Walzer, who is looking ahead towards college in a year, used Nike’s own tagline “If you have a body, you are an athlete” as a cornerstone for his letter and urged designers to construct a shoe for him and people who share his self-sufficiency and mobility needs.
“…my parents still have to tie my shoes,” Walzer wrote in his letter. “As a teenager who is striving to become totally self-sufficient, I find this extremely frustrating, and at times, embarrassing.”
Walzer’s letter spread all over the twitterverse and took on a life of its own as #NikeLetter. A few days later, Walzer received a call from Nike’s Jordan Brand product manager, John Poyner. Walzer and Poyner, who also has cerebral palsy, spoke for nearly an hour after which Poyner put him in contact with designer Tobie Hatfield. Hatfield had previously worked with Oscar Pistorius (South African double amputee Olympic and Paralympic sprinter) so he was familiar with specifying athletic gear for people with special needs. Hatfield worked with Walzer, picking his brain and getting him to open up about his footwear needs. Nike was able to alter an existing model of one of their shoes by having the laces removed and adding a zipper (with an extended pull-tab) and Velcro enclosure design. It took Nike the remainder of the summer and a few shipments to and from China before Walzer would find a specially packaged shoe box in the mail.

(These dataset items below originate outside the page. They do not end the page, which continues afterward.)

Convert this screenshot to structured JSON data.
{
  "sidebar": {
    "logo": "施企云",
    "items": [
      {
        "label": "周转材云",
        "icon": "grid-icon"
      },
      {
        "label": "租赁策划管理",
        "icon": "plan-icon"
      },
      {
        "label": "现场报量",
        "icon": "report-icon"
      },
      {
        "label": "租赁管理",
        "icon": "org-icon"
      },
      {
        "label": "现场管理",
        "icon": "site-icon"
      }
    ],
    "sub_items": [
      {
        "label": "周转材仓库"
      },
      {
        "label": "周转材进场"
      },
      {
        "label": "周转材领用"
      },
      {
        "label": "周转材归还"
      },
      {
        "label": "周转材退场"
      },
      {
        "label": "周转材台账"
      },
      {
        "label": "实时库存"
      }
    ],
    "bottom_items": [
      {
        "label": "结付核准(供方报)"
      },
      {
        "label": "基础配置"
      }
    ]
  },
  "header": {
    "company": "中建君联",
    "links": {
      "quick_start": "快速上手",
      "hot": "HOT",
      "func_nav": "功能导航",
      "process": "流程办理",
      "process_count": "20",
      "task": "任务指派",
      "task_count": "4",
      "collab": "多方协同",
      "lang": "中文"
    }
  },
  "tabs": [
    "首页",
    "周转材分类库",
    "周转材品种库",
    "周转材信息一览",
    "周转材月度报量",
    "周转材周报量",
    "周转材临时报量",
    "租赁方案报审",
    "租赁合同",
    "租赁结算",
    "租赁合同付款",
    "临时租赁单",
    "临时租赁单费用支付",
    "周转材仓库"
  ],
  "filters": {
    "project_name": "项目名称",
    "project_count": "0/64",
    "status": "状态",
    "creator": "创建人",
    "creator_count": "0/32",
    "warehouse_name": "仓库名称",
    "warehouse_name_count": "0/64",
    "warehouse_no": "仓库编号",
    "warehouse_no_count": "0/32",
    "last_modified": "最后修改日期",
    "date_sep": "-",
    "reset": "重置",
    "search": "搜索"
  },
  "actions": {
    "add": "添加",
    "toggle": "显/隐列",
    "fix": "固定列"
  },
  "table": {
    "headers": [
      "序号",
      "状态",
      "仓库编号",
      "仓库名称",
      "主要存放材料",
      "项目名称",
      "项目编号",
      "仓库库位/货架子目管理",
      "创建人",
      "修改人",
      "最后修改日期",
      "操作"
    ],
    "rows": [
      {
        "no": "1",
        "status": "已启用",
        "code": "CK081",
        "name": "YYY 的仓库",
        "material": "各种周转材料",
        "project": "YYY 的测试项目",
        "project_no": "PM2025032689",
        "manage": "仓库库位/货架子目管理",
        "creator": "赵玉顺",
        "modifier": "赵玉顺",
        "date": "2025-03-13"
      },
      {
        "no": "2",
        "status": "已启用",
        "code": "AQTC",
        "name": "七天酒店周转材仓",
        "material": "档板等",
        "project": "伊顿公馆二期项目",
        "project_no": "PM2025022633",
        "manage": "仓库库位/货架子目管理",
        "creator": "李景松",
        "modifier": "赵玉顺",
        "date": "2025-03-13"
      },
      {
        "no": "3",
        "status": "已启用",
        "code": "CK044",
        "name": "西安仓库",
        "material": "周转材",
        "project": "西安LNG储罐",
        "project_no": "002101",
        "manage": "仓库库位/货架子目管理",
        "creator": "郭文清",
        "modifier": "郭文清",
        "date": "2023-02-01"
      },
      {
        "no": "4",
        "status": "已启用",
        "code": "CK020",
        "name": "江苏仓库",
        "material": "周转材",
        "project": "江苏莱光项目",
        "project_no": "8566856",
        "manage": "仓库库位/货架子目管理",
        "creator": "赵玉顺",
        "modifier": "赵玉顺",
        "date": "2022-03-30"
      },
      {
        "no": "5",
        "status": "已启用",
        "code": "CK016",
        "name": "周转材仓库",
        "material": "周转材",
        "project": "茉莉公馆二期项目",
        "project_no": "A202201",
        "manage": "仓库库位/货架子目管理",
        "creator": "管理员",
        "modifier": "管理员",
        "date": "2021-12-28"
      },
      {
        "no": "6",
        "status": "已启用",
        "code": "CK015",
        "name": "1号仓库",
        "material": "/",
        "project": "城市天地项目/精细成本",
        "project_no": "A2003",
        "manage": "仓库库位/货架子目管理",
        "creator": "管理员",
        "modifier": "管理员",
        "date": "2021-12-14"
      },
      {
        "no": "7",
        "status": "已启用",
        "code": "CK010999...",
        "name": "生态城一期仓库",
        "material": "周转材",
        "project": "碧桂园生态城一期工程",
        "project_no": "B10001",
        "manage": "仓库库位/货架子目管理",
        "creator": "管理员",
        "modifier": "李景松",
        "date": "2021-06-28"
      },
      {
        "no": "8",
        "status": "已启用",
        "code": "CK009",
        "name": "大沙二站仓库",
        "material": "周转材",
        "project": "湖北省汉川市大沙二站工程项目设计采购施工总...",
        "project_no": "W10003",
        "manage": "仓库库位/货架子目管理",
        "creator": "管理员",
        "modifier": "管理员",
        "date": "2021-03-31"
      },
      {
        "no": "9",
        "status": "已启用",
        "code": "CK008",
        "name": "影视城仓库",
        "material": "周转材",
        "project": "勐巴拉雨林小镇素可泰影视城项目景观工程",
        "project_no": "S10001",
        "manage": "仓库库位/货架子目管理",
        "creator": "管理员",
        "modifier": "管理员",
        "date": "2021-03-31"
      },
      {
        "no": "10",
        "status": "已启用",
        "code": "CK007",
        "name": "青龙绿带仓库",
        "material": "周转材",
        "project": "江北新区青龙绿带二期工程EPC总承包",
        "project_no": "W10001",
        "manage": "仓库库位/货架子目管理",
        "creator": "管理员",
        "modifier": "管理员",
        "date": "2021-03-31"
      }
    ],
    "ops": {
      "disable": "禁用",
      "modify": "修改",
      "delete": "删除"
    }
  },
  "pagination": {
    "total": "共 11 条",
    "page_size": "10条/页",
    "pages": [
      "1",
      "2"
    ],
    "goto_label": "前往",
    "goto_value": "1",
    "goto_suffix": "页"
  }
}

“I opened up the Nike box, and my whole family was in the state of shock. The zipper was long and it had my name on it. I pulled out the shoes and for the first time – I put my own shoes on my own feet.”
Nike continues contact with Walzer in hopes of developing an even better shoe for those living with disabilities and even the elderly. Only time will tell if Nike will open up a market to the disabled community but it appears that with a little help, they are headed in that direction.